Small, but exemplary: how Ireland’s energy transition problems are a microcosm of the world’s challenge. Part 3: a geothermal pathway to affordable and radical energy emissions reduction.
Posted on Thursday, November 11th, 2021
Posted on Thursday, November 11th, 2021
The Department for Economy (DfE) in Northern Ireland has been working on a new energy strategy for the best part of two years now and will be unveiled in the next few weeks. MLA Gordon Lyons, the minister for DfE is to present at the Northern Ireland Energy Forum 2021 next week in Belfast and the title suggests that his address will go some way to reveal at least some of the components of the strategy.
With these events on the horizon we decided to offer two more blogs in the series of “small but exemplary” series in which we use the island of Ireland’s energy transition challenges as illustrative of the world in general.
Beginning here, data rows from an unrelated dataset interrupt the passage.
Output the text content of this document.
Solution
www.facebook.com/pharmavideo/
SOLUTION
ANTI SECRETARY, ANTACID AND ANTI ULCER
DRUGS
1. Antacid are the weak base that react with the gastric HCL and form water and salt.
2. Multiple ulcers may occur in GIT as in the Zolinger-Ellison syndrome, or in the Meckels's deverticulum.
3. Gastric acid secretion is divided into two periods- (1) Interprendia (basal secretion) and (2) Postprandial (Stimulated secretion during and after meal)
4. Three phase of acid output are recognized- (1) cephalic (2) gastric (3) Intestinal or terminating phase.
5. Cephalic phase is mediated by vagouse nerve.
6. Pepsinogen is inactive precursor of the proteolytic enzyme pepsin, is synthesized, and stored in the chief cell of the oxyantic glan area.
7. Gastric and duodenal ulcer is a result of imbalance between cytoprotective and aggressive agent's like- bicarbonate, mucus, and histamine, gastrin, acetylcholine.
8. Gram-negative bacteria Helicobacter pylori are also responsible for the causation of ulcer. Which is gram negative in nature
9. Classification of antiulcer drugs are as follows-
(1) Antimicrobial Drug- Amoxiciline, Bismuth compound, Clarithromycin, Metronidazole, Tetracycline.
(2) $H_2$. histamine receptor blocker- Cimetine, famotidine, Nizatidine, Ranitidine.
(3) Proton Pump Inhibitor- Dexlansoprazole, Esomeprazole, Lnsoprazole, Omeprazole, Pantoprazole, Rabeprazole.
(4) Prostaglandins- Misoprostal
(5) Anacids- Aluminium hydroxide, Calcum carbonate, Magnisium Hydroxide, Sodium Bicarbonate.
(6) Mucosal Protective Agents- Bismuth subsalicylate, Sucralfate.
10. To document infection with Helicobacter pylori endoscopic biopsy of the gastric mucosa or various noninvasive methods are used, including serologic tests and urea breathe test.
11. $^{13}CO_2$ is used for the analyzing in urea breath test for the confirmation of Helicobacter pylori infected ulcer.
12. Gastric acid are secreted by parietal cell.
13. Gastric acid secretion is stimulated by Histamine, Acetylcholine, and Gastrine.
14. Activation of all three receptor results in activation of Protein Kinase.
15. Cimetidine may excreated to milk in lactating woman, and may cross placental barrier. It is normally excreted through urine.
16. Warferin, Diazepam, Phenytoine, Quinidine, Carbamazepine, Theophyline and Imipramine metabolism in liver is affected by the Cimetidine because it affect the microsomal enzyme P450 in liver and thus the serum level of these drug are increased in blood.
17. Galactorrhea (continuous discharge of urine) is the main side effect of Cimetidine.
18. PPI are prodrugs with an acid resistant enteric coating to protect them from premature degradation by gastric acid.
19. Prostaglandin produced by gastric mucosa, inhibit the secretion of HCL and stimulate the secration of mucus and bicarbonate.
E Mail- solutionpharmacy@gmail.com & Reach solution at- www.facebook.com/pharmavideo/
These next two articles will explain how geothermal can make a material contribution to the decarbonization of Northern Irish energy systems. In this first blog, we outline the opportunities as we see them if a progressive and systematic approach is taken to decarbonizing heat. In the second one we address the various challenges to full deployment that must be overcome. Note that since the potential for economic electricity generation from the average temperature geothermal resources that characterize Northern Ireland is currently considered low, we are instead focused on heat and its provision to residential and industrial heating and cooling using heat pump technology.
The figure above shows our projection from 2018 energy consumption in Northern Ireland’s homes to 2030, assuming a systematic improvement of building efficiency and deployment of geothermal systems. Note that in this exercise we have for simplicity ignored solar thermal which is the other readily available, local source of renewable heat. Indeed, we believe that several renewable energy sources with storage in distributed energy systems will be a key component of Northern Ireland’s energy future.
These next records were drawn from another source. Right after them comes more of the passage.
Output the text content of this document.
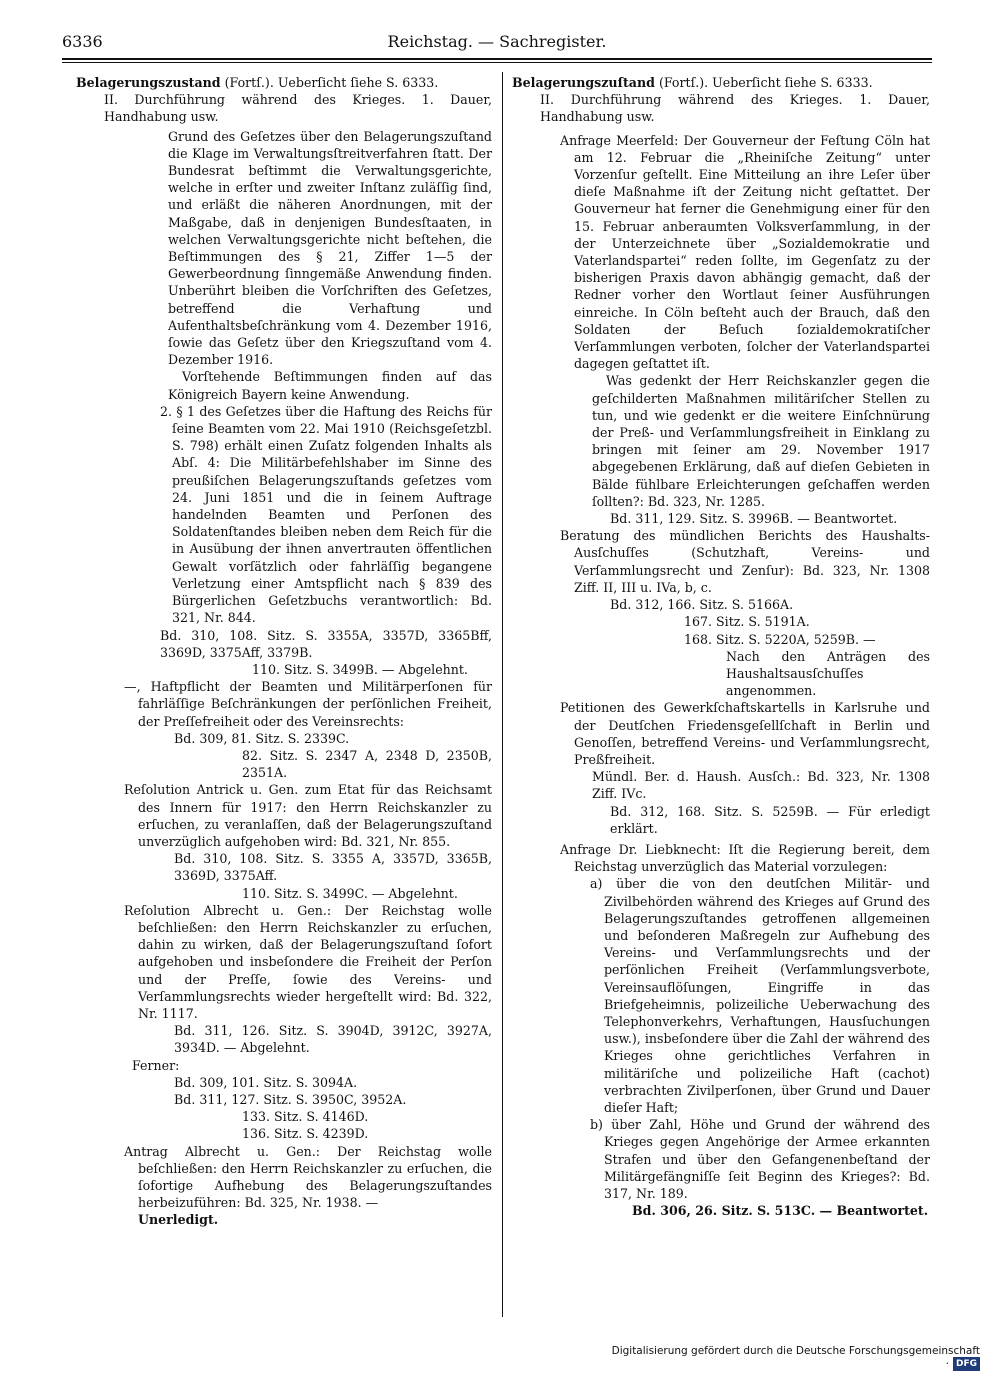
6336	Reichstag. — Sachregister.

Belagerungszustand (Fortſ.). Ueberſicht ſiehe S. 6333.

II. Durchführung während des Krieges. 1. Dauer, Handhabung usw.

Grund des Geſetzes über den Belagerungszuſtand die Klage im Verwaltungsſtreitverfahren ſtatt. Der Bundesrat beſtimmt die Verwaltungsgerichte, welche in erſter und zweiter Inſtanz zuläſſig ſind, und erläßt die näheren Anordnungen, mit der Maßgabe, daß in denjenigen Bundesſtaaten, in welchen Verwaltungsgerichte nicht beſtehen, die Beſtimmungen des § 21, Ziffer 1—5 der Gewerbeordnung ſinngemäße Anwendung finden. Unberührt bleiben die Vorſchriften des Geſetzes, betreffend die Verhaftung und Aufenthaltsbeſchränkung vom 4. Dezember 1916, ſowie das Geſetz über den Kriegszuſtand vom 4. Dezember 1916.

Vorſtehende Beſtimmungen finden auf das Königreich Bayern keine Anwendung.

2. § 1 des Geſetzes über die Haftung des Reichs für ſeine Beamten vom 22. Mai 1910 (Reichsgeſetzbl. S. 798) erhält einen Zuſatz folgenden Inhalts als Abſ. 4: Die Militärbefehlshaber im Sinne des preußiſchen Belagerungszuſtands geſetzes vom 24. Juni 1851 und die in ſeinem Auftrage handelnden Beamten und Perſonen des Soldatenſtandes bleiben neben dem Reich für die in Ausübung der ihnen anvertrauten öffentlichen Gewalt vorſätzlich oder fahrläſſig begangene Verletzung einer Amtspflicht nach § 839 des Bürgerlichen Geſetzbuchs verantwortlich: Bd. 321, Nr. 844.

Bd. 310, 108. Sitz. S. 3355A, 3357D, 3365Bff, 3369D, 3375Aff, 3379B.

110. Sitz. S. 3499B. — Abgelehnt.

—, Haftpflicht der Beamten und Militärperſonen für fahrläſſige Beſchränkungen der perſönlichen Freiheit, der Preſſefreiheit oder des Vereinsrechts:

Bd. 309, 81. Sitz. S. 2339C.

82. Sitz. S. 2347 A, 2348 D, 2350B, 2351A.

Reſolution Antrick u. Gen. zum Etat für das Reichsamt des Innern für 1917: den Herrn Reichskanzler zu erſuchen, zu veranlaſſen, daß der Belagerungszuſtand unverzüglich aufgehoben wird: Bd. 321, Nr. 855.

Bd. 310, 108. Sitz. S. 3355 A, 3357D, 3365B, 3369D, 3375Aff.

110. Sitz. S. 3499C. — Abgelehnt.

Reſolution Albrecht u. Gen.: Der Reichstag wolle beſchließen: den Herrn Reichskanzler zu erſuchen, dahin zu wirken, daß der Belagerungszuſtand ſofort aufgehoben und insbeſondere die Freiheit der Perſon und der Preſſe, ſowie des Vereins- und Verſammlungsrechts wieder hergeſtellt wird: Bd. 322, Nr. 1117.

Bd. 311, 126. Sitz. S. 3904D, 3912C, 3927A, 3934D. — Abgelehnt.

Ferner:

Bd. 309, 101. Sitz. S. 3094A.

Bd. 311, 127. Sitz. S. 3950C, 3952A.

133. Sitz. S. 4146D.

136. Sitz. S. 4239D.

Antrag Albrecht u. Gen.: Der Reichstag wolle beſchließen: den Herrn Reichskanzler zu erſuchen, die ſofortige Aufhebung des Belagerungszuſtandes herbeizuführen: Bd. 325, Nr. 1938. —

Unerledigt.

Belagerungszuſtand (Fortſ.). Ueberſicht ſiehe S. 6333.

II. Durchführung während des Krieges. 1. Dauer, Handhabung usw.

Anfrage Meerfeld: Der Gouverneur der Feſtung Cöln hat am 12. Februar die „Rheiniſche Zeitung“ unter Vorzenſur geſtellt. Eine Mitteilung an ihre Leſer über dieſe Maßnahme iſt der Zeitung nicht geſtattet. Der Gouverneur hat ferner die Genehmigung einer für den 15. Februar anberaumten Volksverſammlung, in der der Unterzeichnete über „Sozialdemokratie und Vaterlandspartei“ reden ſollte, im Gegenſatz zu der bisherigen Praxis davon abhängig gemacht, daß der Redner vorher den Wortlaut ſeiner Ausführungen einreiche. In Cöln beſteht auch der Brauch, daß den Soldaten der Beſuch ſozialdemokratiſcher Verſammlungen verboten, ſolcher der Vaterlandspartei dagegen geſtattet iſt.

Was gedenkt der Herr Reichskanzler gegen die geſchilderten Maßnahmen militäriſcher Stellen zu tun, und wie gedenkt er die weitere Einſchnürung der Preß- und Verſammlungsfreiheit in Einklang zu bringen mit ſeiner am 29. November 1917 abgegebenen Erklärung, daß auf dieſen Gebieten in Bälde fühlbare Erleichterungen geſchaffen werden ſollten?: Bd. 323, Nr. 1285.

Bd. 311, 129. Sitz. S. 3996B. — Beantwortet.

Beratung des mündlichen Berichts des Haushalts-Ausſchuſſes (Schutzhaft, Vereins- und Verſammlungsrecht und Zenſur): Bd. 323, Nr. 1308 Ziff. II, III u. IVa, b, c.

Bd. 312, 166. Sitz. S. 5166A.

167. Sitz. S. 5191A.

168. Sitz. S. 5220A, 5259B. —

Nach den Anträgen des Haushaltsausſchuſſes angenommen.

Petitionen des Gewerkſchaftskartells in Karlsruhe und der Deutſchen Friedensgeſellſchaft in Berlin und Genoſſen, betreffend Vereins- und Verſammlungsrecht, Preßfreiheit.

Mündl. Ber. d. Haush. Ausſch.: Bd. 323, Nr. 1308 Ziff. IVc.

Bd. 312, 168. Sitz. S. 5259B. — Für erledigt erklärt.

Anfrage Dr. Liebknecht: Iſt die Regierung bereit, dem Reichstag unverzüglich das Material vorzulegen:

a) über die von den deutſchen Militär- und Zivilbehörden während des Krieges auf Grund des Belagerungszuſtandes getroffenen allgemeinen und beſonderen Maßregeln zur Aufhebung des Vereins- und Verſammlungsrechts und der perſönlichen Freiheit (Verſammlungsverbote, Vereinsauflöſungen, Eingriffe in das Briefgeheimnis, polizeiliche Ueberwachung des Telephonverkehrs, Verhaftungen, Hausſuchungen usw.), insbeſondere über die Zahl der während des Krieges ohne gerichtliches Verfahren in militäriſche und polizeiliche Haft (cachot) verbrachten Zivilperſonen, über Grund und Dauer dieſer Haft;

b) über Zahl, Höhe und Grund der während des Krieges gegen Angehörige der Armee erkannten Strafen und über den Gefangenenbeſtand der Militärgefängniſſe ſeit Beginn des Krieges?: Bd. 317, Nr. 189.

Bd. 306, 26. Sitz. S. 513C. — Beantwortet.

Digitalisierung gefördert durch die Deutsche Forschungsgemeinschaft · DFG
In the projection we have assumed a 5% growth in the housing stock but a 25% improvement overall of energy efficiency delivered by high efficiency new homes and retrofit insulations of old dwellings. Then in our projection we eliminate oil and coal heating by substitution by heat pumps, 100% ground source (aka geothermal) as we prefer ground source to air source for a number of reasons including higher efficiencies (or coefficient of performance, COP), especially over a full year. In this model we have left natural gas as is, but this fuel particularly where it is a not a grid-connected gas boiler is also a target for replacement.
The results are of the projection are compelling. Although the demand for electricity (assumed from the grid but could also be in part behind-the-meter microgrid generation) increases 45%, because the electricity is decreasing in emissions intensity over time with more wind and solar generation, emissions are overall reduced by 75% through replacement of oil and coal.
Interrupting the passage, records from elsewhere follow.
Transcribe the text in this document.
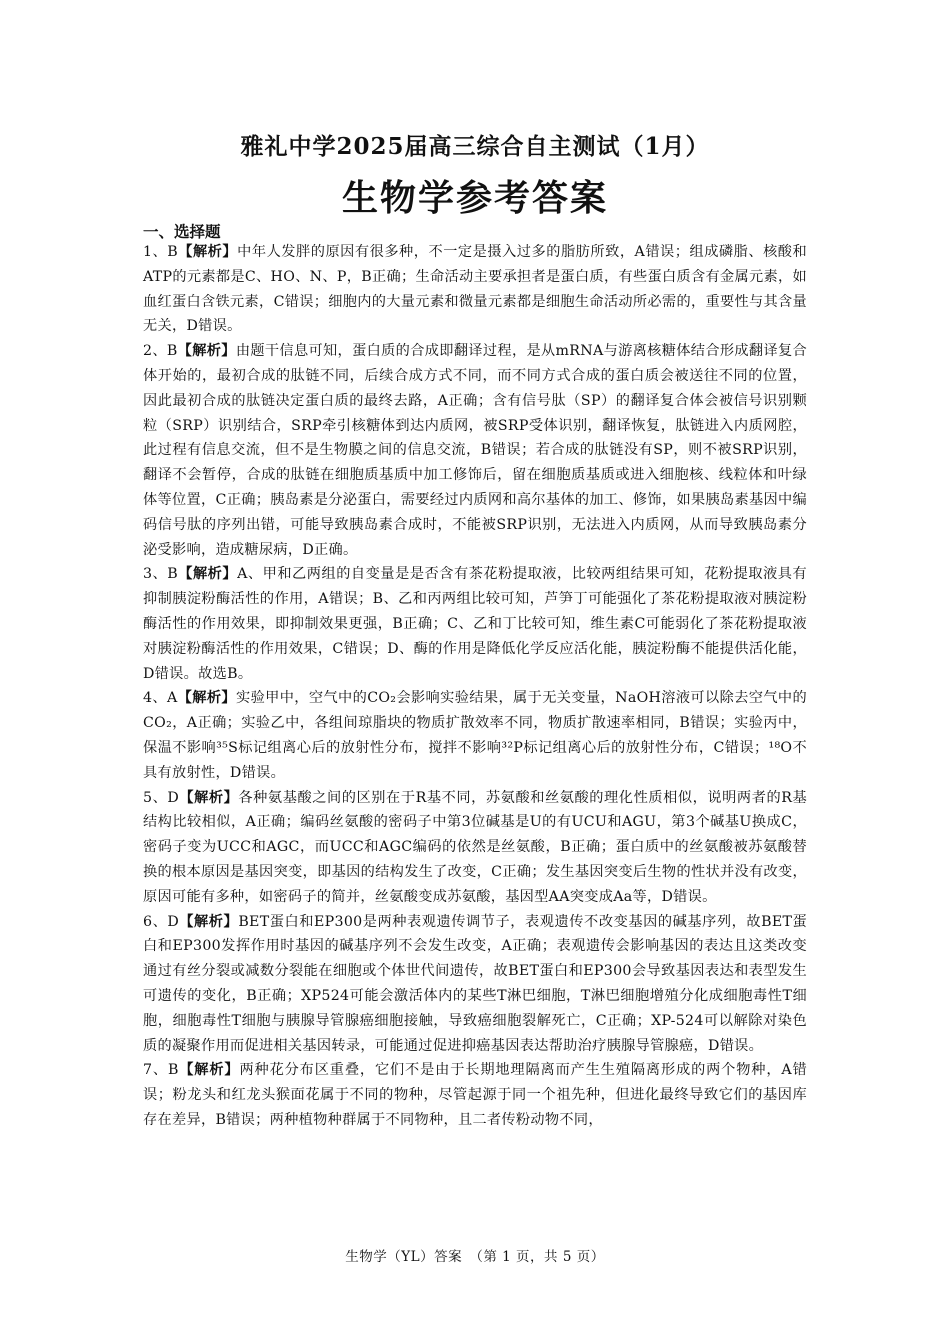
雅礼中学2025届高三综合自主测试（1月）
生物学参考答案
一、选择题

1、B【解析】中年人发胖的原因有很多种，不一定是摄入过多的脂肪所致，A错误；组成磷脂、核酸和ATP的元素都是C、HO、N、P，B正确；生命活动主要承担者是蛋白质，有些蛋白质含有金属元素，如血红蛋白含铁元素，C错误；细胞内的大量元素和微量元素都是细胞生命活动所必需的，重要性与其含量无关，D错误。

2、B【解析】由题干信息可知，蛋白质的合成即翻译过程，是从mRNA与游离核糖体结合形成翻译复合体开始的，最初合成的肽链不同，后续合成方式不同，而不同方式合成的蛋白质会被送往不同的位置，因此最初合成的肽链决定蛋白质的最终去路，A正确；含有信号肽（SP）的翻译复合体会被信号识别颗粒（SRP）识别结合，SRP牵引核糖体到达内质网，被SRP受体识别，翻译恢复，肽链进入内质网腔，此过程有信息交流，但不是生物膜之间的信息交流，B错误；若合成的肽链没有SP，则不被SRP识别，翻译不会暂停，合成的肽链在细胞质基质中加工修饰后，留在细胞质基质或进入细胞核、线粒体和叶绿体等位置，C正确；胰岛素是分泌蛋白，需要经过内质网和高尔基体的加工、修饰，如果胰岛素基因中编码信号肽的序列出错，可能导致胰岛素合成时，不能被SRP识别，无法进入内质网，从而导致胰岛素分泌受影响，造成糖尿病，D正确。

3、B【解析】A、甲和乙两组的自变量是是否含有茶花粉提取液，比较两组结果可知，花粉提取液具有抑制胰淀粉酶活性的作用，A错误；B、乙和丙两组比较可知，芦笋丁可能强化了茶花粉提取液对胰淀粉酶活性的作用效果，即抑制效果更强，B正确；C、乙和丁比较可知，维生素C可能弱化了茶花粉提取液对胰淀粉酶活性的作用效果，C错误；D、酶的作用是降低化学反应活化能，胰淀粉酶不能提供活化能，D错误。故选B。

4、A【解析】实验甲中，空气中的CO₂会影响实验结果，属于无关变量，NaOH溶液可以除去空气中的CO₂，A正确；实验乙中，各组间琼脂块的物质扩散效率不同，物质扩散速率相同，B错误；实验丙中，保温不影响³⁵S标记组离心后的放射性分布，搅拌不影响³²P标记组离心后的放射性分布，C错误；¹⁸O不具有放射性，D错误。

5、D【解析】各种氨基酸之间的区别在于R基不同，苏氨酸和丝氨酸的理化性质相似，说明两者的R基结构比较相似，A正确；编码丝氨酸的密码子中第3位碱基是U的有UCU和AGU，第3个碱基U换成C，密码子变为UCC和AGC，而UCC和AGC编码的依然是丝氨酸，B正确；蛋白质中的丝氨酸被苏氨酸替换的根本原因是基因突变，即基因的结构发生了改变，C正确；发生基因突变后生物的性状并没有改变，原因可能有多种，如密码子的简并，丝氨酸变成苏氨酸，基因型AA突变成Aa等，D错误。

6、D【解析】BET蛋白和EP300是两种表观遗传调节子，表观遗传不改变基因的碱基序列，故BET蛋白和EP300发挥作用时基因的碱基序列不会发生改变，A正确；表观遗传会影响基因的表达且这类改变通过有丝分裂或减数分裂能在细胞或个体世代间遗传，故BET蛋白和EP300会导致基因表达和表型发生可遗传的变化，B正确；XP524可能会激活体内的某些T淋巴细胞，T淋巴细胞增殖分化成细胞毒性T细胞，细胞毒性T细胞与胰腺导管腺癌细胞接触，导致癌细胞裂解死亡，C正确；XP-524可以解除对染色质的凝聚作用而促进相关基因转录，可能通过促进抑癌基因表达帮助治疗胰腺导管腺癌，D错误。

7、B【解析】两种花分布区重叠，它们不是由于长期地理隔离而产生生殖隔离形成的两个物种，A错误；粉龙头和红龙头猴面花属于不同的物种，尽管起源于同一个祖先种，但进化最终导致它们的基因库存在差异，B错误；两种植物种群属于不同物种，且二者传粉动物不同，

生物学（YL）答案　（第 1 页，共 5 页）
Can this be delivered at costs that are competitive and affordable to the consumer? Yes.
While the installation costs of a ground source heat pump are higher than a natural gas boiler, the key driver of the lifetime cost (or levelized cost of energy, LCOE) is the price differential between natural gas and electricity. More on this issue in part 2, but the big point out for now is that currently in the UK electricity bears a much higher – more than 50 times higher – environmental and social obligation levy than gas. The graph above shows the impact of redistributing the 1.5p/KWh of the levy, currently added to electricity in Northern Ireland, to gas and oil. In the left-hand columns of each energy source is the LCOE for the system at current residential pricing of oil, gas and electricity. In the right-hand column is the equivalent LCOE with the environmental and social levy redistributed to gas and oil and deducted from electricity (think: a version of carbon pricing). With this equilibration of fuel/power costs the geothermal solution is now a third less in LCOE terms compared to natural gas, as well as one tenth the emissions.
Industrial processes and large buildings
CAUSEWAYGT is focused on using geothermal energy to decarbonise heating and cooling of large commercial facilities and industrial processes. In the model depicted above for industrial heat in Northern Ireland, we have taken a similar approach as residential to the projection to 2030. We first grew industrial capacity by 5% but improved efficiency by 25%. Then we replaced oil and coal combustion with 25% biofuels and 75% geothermal heat pumps. We’ll get into the technology hurdles some more in part 2, but the simple assumption we made is that biofuels would be retained for the highest temperature processes (>150 ºC, there may be a role for hydrogen here too as an energy vector), and geothermal heat pumps would take care of the rest. Currently, geothermal technology is more than able to deal with heating and cooling below 80 ºC, even for tens of MW scale. CAUSEWAYGT is working hard on the development and deployment of technology that will deliver up to 140 ºC process heat and steam from modest geothermal sources.
Like residential heating, the prize in industry and commercial is large. We can decarbonise heat using Northern Ireland’s locally sourced energy resources in cost competitive ways that also increases energy security by relieving dependency on foreign, imported fossil fuels.
The benefits to Northern Ireland and other regions and countries that take this approach go beyond meeting emissions targets. Northern Ireland has the natural resources and the human capital to underpin the deployment of an affordable, clean and secure energy system. Not only the construction and operation of such a system be a boost for local employment, an economy underpinned by such an energy system will be attractive to outside investment from companies keen to decarbonise their whole operation and supply chain including their energy.